Oh…and her husband is a duke.
A horse breeder with a clandestine taste for revolution, Rafe Goodwood never expected to become a duke. But now that the title is his, he is plotting to shock the ruling class with ambitions of reform—and reveal the infamous Cornelia is his duchess. That just presents one problem: he must not fall in love with her—again.
Now they must resist the temptation to rekindle an affair…
Although determined not to sacrifice her principles for passion, Cornelia is still drawn to the man whose very being threatens her independence. Hurt too many times, Rafe can’t risk love again—especially with the woman who once shattered his heart. But a conspiracy to upend the inequalities of the aristocracy bring Cornelia and Rafe closer, forcing them to finally decide what—and who—they hold dear.
This book is not want I was expecting from Avon Romance but definitely what I was expecting from Scarlett Peckham. The Rakess was a just a dip into the water of Society of Sirens and The Portrait of a Duchess pushed boundaries even further, in a way I’m happy with! Cornelia and Rafe have been married for 20 years but they’ve lived separate lives, including lovers. However, everything comes out in the open when Rafe becomes a duke and Cornelia has a chance at an inheritance on the condition of her marriage.

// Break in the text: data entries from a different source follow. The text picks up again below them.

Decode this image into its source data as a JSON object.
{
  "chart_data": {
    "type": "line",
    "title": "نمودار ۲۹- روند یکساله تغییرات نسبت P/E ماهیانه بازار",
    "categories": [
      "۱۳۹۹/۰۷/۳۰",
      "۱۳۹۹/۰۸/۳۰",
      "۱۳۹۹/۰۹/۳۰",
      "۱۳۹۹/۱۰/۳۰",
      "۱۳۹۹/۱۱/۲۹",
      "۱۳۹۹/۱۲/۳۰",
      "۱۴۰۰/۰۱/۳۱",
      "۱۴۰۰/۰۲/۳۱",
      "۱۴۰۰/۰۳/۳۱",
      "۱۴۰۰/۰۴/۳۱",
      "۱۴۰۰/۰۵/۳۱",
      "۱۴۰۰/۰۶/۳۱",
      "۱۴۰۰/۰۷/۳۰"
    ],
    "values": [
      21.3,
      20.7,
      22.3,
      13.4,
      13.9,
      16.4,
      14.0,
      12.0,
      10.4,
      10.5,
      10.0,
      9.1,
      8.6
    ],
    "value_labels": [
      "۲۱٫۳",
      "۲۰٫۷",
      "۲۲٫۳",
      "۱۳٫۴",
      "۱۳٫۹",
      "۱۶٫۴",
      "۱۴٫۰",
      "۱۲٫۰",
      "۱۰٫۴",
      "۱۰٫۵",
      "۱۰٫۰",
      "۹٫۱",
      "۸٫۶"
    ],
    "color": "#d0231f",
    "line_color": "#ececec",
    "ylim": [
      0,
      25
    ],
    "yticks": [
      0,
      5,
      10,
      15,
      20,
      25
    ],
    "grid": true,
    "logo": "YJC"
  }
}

Add to that, Cornelia is a diverse character and both she and Rafe are radicals and determined to change up society. And the first intimate scene is an MMF between Rafe, Cornelia, and his former lover! Definitely unusual for Avon Romance. This book may not be for those how insist on “history accuracy” on their romance novels ( I put that in quotes because queer people and diverse love stories have always existed and I find the call for history accuracy in romance to often made straight and white.) But if you’re interested in steamy scenes, radical ideas about society and women’s rights, and a reunion love story, this book is for you.
The Portrait of a Duchess is a step in an encouraging direction for romance. I want more romances featuring queer characters, those who challenge the status quo, and openly address problematic issues around class, gender, and race.